Sunday 28 October 2012

Wartime economy fudge

No salt in this recipe, I know, but it is the best version I have ever encountered with a flavour that hits your tastebuds like no other. I have heard others say it's more "tablet" than "fudge" but I am not convinced.

The recipe, taken from my book (with the timings inserted by me while making it), then its story:

1 lb granulated sugar
1 1/2 oz marge
1/2 teaspoon vanilla essence (I prefer extract)
5 fl oz evaporated milk
5 fl oz cold water

Mix sugar, milk and water. Heat gently stirring with wooden spoon until sugar melts (5 minutes?). Add marge (cut into small pieces). Bring to rapid boil (10 mins). Stir all time. Wipe down sides of pan (don't let residue stick). Boil until soft ball stage (10 mins). Moment comes much sooner than you'd think! Remove from heat. Add vanilla. Cool for 5 mins. Using wooden spoon, beat it, stirring frantically until changes colour and looks creamy (10 mins), pour into greased mould (lined with foil).

I recommend AGAINST chocolate versions, rum 'n' raisin versions or whatever. Gilding the lily.

Mum's commentary on the recipe in my book:

"This came from a book in Bedworth Library. During World War II my mother swapped tea and other rations for the ingreedience and made something similar."

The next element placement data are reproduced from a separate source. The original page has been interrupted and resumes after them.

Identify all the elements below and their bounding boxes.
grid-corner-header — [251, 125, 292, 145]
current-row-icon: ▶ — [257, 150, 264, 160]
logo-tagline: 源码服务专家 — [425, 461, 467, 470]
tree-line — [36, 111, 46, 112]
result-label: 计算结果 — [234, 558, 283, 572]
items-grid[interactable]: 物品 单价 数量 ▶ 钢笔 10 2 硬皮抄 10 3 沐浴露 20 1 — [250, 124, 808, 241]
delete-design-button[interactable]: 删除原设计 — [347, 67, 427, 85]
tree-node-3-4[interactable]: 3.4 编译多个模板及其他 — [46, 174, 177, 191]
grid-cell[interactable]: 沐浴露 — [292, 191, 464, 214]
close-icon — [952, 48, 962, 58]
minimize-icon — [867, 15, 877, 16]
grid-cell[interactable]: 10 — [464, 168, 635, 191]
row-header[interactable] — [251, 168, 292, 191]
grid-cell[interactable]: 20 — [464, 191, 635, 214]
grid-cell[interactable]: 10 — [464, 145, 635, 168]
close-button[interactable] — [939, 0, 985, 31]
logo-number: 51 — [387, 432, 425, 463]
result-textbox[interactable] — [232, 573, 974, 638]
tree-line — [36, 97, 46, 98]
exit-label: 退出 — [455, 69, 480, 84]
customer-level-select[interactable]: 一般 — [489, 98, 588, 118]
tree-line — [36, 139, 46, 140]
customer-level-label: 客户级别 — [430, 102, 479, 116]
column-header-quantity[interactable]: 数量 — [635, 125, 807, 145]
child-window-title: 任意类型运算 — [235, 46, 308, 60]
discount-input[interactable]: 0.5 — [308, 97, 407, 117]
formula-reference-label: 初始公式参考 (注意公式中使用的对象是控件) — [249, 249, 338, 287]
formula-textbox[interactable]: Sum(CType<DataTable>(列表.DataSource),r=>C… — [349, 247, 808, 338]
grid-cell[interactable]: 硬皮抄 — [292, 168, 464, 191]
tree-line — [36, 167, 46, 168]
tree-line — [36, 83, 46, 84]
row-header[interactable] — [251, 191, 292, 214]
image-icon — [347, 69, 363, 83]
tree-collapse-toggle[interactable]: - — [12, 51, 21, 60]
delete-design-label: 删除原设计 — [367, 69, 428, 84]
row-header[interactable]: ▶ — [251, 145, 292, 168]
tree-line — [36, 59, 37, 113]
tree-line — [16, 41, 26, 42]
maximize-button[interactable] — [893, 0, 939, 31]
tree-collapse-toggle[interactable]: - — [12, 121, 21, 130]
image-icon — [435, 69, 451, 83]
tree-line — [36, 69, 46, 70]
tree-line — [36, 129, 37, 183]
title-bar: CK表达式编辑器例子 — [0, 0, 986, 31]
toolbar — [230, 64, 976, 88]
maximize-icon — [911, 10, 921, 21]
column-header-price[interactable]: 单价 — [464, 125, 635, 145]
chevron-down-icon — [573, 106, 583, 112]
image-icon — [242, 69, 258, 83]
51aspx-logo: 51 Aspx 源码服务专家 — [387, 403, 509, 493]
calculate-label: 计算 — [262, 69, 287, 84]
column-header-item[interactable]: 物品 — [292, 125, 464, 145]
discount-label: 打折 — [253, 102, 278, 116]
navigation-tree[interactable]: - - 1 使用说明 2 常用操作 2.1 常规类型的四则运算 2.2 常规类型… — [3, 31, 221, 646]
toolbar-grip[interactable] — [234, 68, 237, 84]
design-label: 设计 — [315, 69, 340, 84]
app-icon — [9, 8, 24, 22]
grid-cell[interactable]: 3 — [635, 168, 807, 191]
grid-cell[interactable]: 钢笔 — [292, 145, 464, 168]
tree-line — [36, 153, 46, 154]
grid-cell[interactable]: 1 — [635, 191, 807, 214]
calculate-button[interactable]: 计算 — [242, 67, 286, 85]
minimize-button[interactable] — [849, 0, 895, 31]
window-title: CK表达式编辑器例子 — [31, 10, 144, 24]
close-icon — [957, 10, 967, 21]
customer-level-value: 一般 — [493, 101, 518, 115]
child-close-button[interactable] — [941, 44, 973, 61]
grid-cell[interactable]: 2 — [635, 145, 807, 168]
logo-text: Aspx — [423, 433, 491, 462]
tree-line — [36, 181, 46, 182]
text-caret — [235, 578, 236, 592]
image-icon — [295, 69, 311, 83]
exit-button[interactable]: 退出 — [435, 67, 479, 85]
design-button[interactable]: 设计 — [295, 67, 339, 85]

Bedworth Library was our local library in the first house where I ever lived, in Windmill Road, Exhall. I had always assumed the recipe my mother had recorded in her book - from which this is copied - was the very same that her mother had used, recorded in copperplate handwriting on faded yellow paper. Not so, it would seem. Mum would make this and then bag it for Christmas presents. Once she had made some shortly before halloween and some trick-or-treaters came round. She presented each of them with a piece and they went away not looking altogether impressed. I like to think that they would have changed their minds on tasting.

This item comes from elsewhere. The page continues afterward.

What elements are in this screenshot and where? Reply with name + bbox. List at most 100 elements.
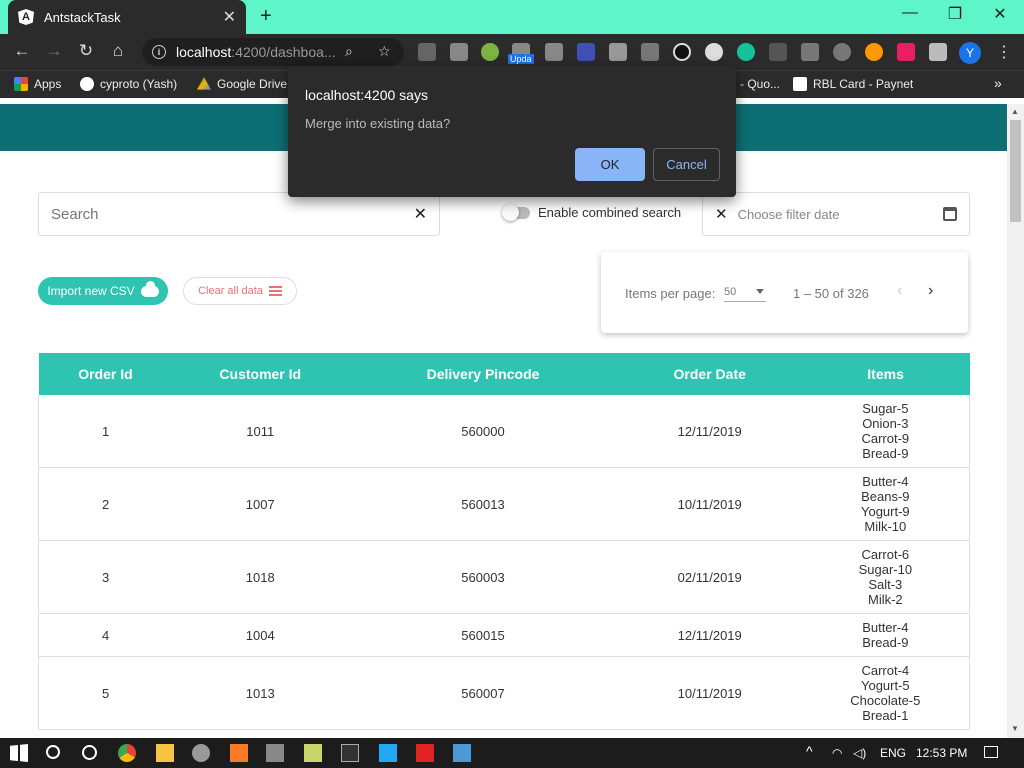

There was another occasion when, as her contribution to my nursery school's Christmas sale, she presented me with a polystyrene cup of fudge. Someone else had been more ambitious in terms of quantity and variety and had donated several bags of, if I remember correctly, rum and raisin flavoured fudge. My mother's contribution was rather lost in the array. Whether as a gesture of annoyance or otherwise, another boy and I stole some of the fudge from its table and were caught. Our punishment was to miss the showing of the school cine film. But later Justice relented and we were allowed in to see the second showing. I remember looking guiltily at the headmistress, Mrs Hartley, as we sat down in the darkened room. But that was the end of the incident.

The closest I have ever got to finding my mother's fudge on sale commercially was in a shop, now closed, in Canterbury. It had been recommended by my rather splendid landlady, Maureen de Sausmarez. I once brought some home. Having tried a bit, my mother claimed it was not of the best but then undermined her argument, repeatedly signalling she wanted more by mimicking a bird making high-pitched shrieks. Until the bag was empty.

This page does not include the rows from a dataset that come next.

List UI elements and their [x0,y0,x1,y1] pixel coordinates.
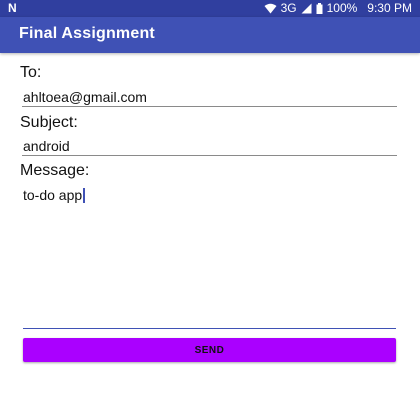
message-text: to-do app [23,187,83,203]
text-cursor [83,188,86,203]
network-type: 3G [280,1,297,15]
to-field[interactable]: ahltoea@gmail.com [22,89,397,107]
send-button[interactable]: SEND [23,338,396,362]
email-screen: N 3G 100% 9:30 PM Final Assignment To: a… [0,0,420,420]
status-bar: N 3G 100% 9:30 PM [0,0,420,17]
n-notification-icon: N [8,1,17,15]
message-label: Message: [20,162,90,179]
subject-label: Subject: [20,114,78,131]
message-underline [23,328,396,329]
battery-level: 100% [326,1,358,15]
clock: 9:30 PM [367,1,412,15]
app-bar: Final Assignment [0,17,420,53]
message-field[interactable]: to-do app [23,187,86,204]
signal-icon [301,3,312,14]
subject-field[interactable]: android [22,138,397,156]
battery-icon [316,2,323,14]
app-title: Final Assignment [19,25,155,42]
wifi-icon [264,3,277,14]
status-icons: 3G 100% 9:30 PM [264,1,412,15]
to-label: To: [20,64,42,81]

A sad story on which to end. My grandmother - referred to in my mother's commentary above - had Alzheimer's Disease and in its early stages, she gave my brother and I a few coins with which to buy "Henley fudge" which, she told us, could be found in the shop at the bottom of her road. It may have existed decades before but the only fudge my brother and I could find was Cadbury's ("a finger of fudge is just enough...") and that is what we ended up buying, supplementing the money we'd been given with our own.